Finito il racconto comunque la conversazione è riuscita a diventare meno pesante.
Le cause della crisi non hanno sorpreso nessuno. Il suo punto debole si intuisce in meno di un quarto d’ora prendendo tre libri a caso dalla sua libreria: sono anni che prova a rimanere incinta senza successo.
La vita dei miei zii è una specie di sottofondo di azioni di repertorio dietro alle tante tecniche di fertilità simil-orientali sperimentate.
La situazione sembrava essersi stabilizzata nell’ultimo periodo dopo un anno complicato che ho vissuto tramite gli sfoghi di mia madre.
Stavano facendo le prove per l’affidamento in adozione di un bambino di sette anni poi la zia è rimasta incinta e con una scusa riguardo problematiche di depressione inesistenti ha deciso di interrompere l’affidamento. Poco dopo ha perso il bambino.
Da quel momento hanno rinunciato ai sogni di procreazione.
Invece di prendersi un cane o un gatto si sono fatti degli amici senza figli, un cliché più interessante della fissa per i quadrupedi.
Mentre ripenso al povero bambino africano rimandato indietro come un paio di scarpe del colore sbagliato, la famiglia del tavolo a fianco si sta alzando. La situazione non è cambiata e Livia è ancora l’unica senza telefono mentre in un cordoglio di disperazione si dirigono chini alla macchina. È lei che sale dal lato del guidatore, al marito avranno tolto la patente per qualche motivo idiota. Il mio sogno di fuga romantica è ancora in piedi ma è lei al volante. La prossima volta che mia zia avrà una crisi isterica verrò da “La Salita” preparato per la fuga.

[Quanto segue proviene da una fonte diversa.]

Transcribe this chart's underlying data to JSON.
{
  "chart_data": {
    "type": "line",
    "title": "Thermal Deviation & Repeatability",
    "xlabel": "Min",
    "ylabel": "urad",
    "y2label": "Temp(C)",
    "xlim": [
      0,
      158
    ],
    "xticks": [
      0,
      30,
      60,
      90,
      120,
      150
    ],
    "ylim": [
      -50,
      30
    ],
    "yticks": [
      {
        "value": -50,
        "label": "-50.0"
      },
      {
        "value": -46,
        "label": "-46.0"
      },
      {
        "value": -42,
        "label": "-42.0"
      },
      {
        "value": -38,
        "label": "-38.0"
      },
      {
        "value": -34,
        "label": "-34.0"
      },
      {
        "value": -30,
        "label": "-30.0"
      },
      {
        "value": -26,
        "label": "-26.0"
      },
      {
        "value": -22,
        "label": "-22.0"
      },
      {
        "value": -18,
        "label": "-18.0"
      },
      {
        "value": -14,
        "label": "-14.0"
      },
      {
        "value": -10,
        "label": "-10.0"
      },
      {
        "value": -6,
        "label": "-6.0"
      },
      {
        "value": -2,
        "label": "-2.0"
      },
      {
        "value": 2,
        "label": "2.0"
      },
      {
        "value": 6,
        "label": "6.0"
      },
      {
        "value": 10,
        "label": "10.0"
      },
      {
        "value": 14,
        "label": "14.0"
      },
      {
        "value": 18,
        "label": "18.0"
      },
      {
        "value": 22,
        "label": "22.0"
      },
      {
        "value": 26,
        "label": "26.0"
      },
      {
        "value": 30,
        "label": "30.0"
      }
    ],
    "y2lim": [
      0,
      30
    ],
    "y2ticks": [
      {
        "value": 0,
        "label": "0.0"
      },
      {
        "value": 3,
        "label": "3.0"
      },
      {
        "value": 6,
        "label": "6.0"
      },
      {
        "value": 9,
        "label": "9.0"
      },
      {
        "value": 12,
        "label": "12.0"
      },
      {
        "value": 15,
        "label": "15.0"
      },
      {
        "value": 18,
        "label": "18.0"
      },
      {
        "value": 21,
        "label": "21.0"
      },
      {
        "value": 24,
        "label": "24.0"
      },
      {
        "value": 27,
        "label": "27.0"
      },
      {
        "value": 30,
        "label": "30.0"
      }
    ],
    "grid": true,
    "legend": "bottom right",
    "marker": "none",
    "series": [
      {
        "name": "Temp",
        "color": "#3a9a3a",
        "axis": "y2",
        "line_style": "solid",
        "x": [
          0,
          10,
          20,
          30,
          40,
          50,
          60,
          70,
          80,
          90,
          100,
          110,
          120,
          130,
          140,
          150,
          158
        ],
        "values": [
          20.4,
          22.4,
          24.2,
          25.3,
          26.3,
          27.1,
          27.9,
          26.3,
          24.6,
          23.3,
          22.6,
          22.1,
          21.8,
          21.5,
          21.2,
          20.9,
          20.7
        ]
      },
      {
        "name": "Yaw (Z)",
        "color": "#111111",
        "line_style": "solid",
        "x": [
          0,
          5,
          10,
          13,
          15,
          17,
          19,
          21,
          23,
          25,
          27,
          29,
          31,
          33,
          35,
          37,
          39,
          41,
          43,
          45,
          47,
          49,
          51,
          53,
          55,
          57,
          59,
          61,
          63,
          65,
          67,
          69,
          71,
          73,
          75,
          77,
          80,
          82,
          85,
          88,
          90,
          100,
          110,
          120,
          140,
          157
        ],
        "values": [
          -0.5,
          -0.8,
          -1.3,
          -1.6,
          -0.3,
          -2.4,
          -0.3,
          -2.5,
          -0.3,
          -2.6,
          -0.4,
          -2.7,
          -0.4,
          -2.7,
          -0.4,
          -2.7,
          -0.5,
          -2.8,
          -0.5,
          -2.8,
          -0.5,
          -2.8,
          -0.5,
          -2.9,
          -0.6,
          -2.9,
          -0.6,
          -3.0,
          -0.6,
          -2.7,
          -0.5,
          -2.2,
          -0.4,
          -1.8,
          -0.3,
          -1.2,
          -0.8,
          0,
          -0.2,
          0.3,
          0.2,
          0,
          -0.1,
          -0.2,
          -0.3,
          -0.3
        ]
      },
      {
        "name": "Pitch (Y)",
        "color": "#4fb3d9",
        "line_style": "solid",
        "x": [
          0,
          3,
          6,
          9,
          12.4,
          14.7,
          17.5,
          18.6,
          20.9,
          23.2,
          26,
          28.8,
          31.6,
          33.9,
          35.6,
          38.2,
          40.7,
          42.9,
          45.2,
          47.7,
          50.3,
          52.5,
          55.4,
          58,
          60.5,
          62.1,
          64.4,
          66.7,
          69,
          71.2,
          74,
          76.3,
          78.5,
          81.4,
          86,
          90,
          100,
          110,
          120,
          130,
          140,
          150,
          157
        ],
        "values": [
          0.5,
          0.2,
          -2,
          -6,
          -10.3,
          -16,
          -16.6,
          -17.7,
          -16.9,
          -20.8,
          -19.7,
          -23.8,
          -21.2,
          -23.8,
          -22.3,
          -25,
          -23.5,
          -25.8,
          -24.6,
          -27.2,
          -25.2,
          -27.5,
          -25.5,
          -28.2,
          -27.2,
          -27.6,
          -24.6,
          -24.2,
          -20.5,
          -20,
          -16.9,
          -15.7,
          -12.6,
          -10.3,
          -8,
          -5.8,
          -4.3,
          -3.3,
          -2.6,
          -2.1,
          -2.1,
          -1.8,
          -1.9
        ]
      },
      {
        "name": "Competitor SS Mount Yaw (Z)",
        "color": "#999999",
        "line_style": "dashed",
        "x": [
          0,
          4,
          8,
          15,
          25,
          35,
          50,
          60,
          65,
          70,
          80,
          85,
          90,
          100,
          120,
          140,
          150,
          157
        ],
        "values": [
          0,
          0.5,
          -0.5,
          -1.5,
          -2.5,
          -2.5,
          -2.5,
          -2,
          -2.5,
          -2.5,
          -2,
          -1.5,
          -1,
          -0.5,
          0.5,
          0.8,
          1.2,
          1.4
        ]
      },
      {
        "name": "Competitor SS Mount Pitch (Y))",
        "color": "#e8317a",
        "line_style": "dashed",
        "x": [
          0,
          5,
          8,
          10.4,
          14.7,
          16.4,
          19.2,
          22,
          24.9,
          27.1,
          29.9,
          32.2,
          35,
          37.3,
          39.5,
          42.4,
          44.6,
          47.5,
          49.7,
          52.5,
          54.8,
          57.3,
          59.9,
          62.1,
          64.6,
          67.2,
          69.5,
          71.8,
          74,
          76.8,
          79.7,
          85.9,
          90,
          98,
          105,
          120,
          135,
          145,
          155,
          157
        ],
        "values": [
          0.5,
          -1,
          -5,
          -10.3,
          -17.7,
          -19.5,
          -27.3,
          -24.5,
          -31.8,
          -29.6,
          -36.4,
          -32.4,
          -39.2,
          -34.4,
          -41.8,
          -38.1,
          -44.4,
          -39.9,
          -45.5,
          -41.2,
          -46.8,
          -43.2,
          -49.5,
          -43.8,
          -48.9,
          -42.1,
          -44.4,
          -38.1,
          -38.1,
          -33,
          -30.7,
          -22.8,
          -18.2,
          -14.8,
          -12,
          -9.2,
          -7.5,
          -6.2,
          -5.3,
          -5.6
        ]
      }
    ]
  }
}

Cerco una nuova famiglia mentre la mia è al giro di amari offerto dalla casa. Un ultimo scambio di battute su quanto a mio padre piacciano le grappe e, dopo una breve tarantella dal destino già segnato, mia madre paga il conto.

In macchina papà ha difficoltà a fare manovra, propongo di scendere per aiutarlo. Rifiuta per orgoglio, sono necessari tre tentativi ma alla fine ci riesce. «Comunque Luisa parla ogni anno a voce più bassa».
Nessuno sembra interessato ad approfondire.
Mia madre da tempo dà la colpa a un gruppo di meditazione con cui organizzano dei viaggi in campagna e montagna. Mio nonno li aveva definiti degli Estremisti della Calma.
Degli spietati che fanno cene a tema etnico e non offendono mai nessuno.
Senza troppo traffico e con ben due onde verdi accolte con entusiasmo da mio padre siamo a casa.

«Mamma mia senti che caldo che fa a Roma».